Hope Tillman said nothing. She just sat on the living room sofa, wishing over and over again that she had been kinder to the raven-haired eighteen-year-old.

Surprisingly, it would be Griego's disappearance that would save Hope and Johnson's marraige. Once the police investigation began, the mortuary mogul, of course, had to reveal everything he knew about the raven-haired lad--who the young man really was, and where he had really come from. One would assume that the revelation of her husband's vile web of lies would have been the final straw for Hope. But, oddly enough, this wasn't the case at all.

And as the couple worked closely together to aid the authorities in locating Griego, the two truly got to know one another--their innermost fears and pleasures as well as the reasons why they sometimes behaved so wretchedly. They made peace with one another and pledged to make a brand new start with a relationship built on honesty. Some might tell you that people simply don't change. Well, Hope and Johnson Tillman proved this theory to be wrong. By the same time the following year, the couple would bear little resemblance to the bitter, bickering husband and wife that they had been before the arrival and subsequent disappearance of the Latino lad.

But while these positive things were going on, the toffee-eyed youngest Tillman was trying his best to cope with the loss of his friend. Dusty spoke little about what had happened, but the image of what occurred the dreadful night of the disappearance remained fresh in his mind. He had witnessed it all from his top bunk:

On a whispering whoosh of air, the robed stranger swoops in through the bedroom window, eyes glowing within the darkness, razor-sharp white fangs glinting in the moonlight. Up close the stranger is clearly a woman, unable to conceal her femininity even within the cumbersome folds of the hooded robe. The temperature of the room has dropped considerably since her entrance.

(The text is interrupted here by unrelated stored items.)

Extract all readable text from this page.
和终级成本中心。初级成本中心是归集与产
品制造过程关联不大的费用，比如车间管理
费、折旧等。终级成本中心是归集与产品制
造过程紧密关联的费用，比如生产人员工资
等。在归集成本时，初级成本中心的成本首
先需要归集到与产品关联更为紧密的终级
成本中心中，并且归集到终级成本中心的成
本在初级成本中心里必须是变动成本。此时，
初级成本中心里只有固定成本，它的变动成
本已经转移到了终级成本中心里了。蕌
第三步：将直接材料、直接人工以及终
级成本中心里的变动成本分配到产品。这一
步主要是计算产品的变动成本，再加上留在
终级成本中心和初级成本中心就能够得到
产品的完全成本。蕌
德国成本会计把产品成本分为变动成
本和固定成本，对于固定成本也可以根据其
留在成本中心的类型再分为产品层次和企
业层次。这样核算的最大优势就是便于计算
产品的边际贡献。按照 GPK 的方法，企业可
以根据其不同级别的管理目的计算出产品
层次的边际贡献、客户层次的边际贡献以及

With a smile on her shadow-enshrouded face, the stranger draws down the blanket and sheets covering the sleeping raven-haired boy. Then she reaches down and lifts the child from the bottom bunk gently, lovingly--as a mother would. Slowly, with the raven-haired boy still asleep and powerless in her arms, she carries her limp teenage captive through the door of the bedroom and out into the darkened hallway. Her face came close to being visible once--when she glanced over her shoulder and whispered a soft goodbye to the startled toffee-eyed boy on the top bunk who was peering at her confoundedly . . . .

Dusty's account of what happened that night never varied. His parents couldn't help but to note the similarity between their son's behavior, and the behavior of their orphaned nephew Angel. When Johnson and Hope had first taken in the taciturn youth, he had come to them fresh from the hospital with recently healed scars. Scars that were indicative of stab wounds. He was a rather quiet and secretive lad who--when asked--would recount a wild, far-fetched story of when and how he'd gotten stabbed. It was an extravagant, Hollywood-styled tale involving kidnappers and racist religious fanatics. No one ever believed that the account had a single grain of truth in it.

And, similarly, no one bought young Dusty's preposterously gothic story about Griego's kidnapping.

Hope Tillman believed that her son honestly thought he'd witnessed something disturbing, but she never believed his wild tale. How could she? She had never met Delisha Paine--at this particular point in time she was still unaware of the responsive prostitute's very existence. Hope just figured that this "robed female stranger" was a shapely figment of Dusty's vivid imagination. As far as her husband was concerned, however, Delisha "Delicious" Paine was all too real. Or atleast she had been.

Johnson Tillman never claimed outright to believe his son's tale, but once he did catch himself confronting young Dusty and asking, "Well, if you saw Delisha carrying Griego away, why the hell didn't you do anything to stop her?"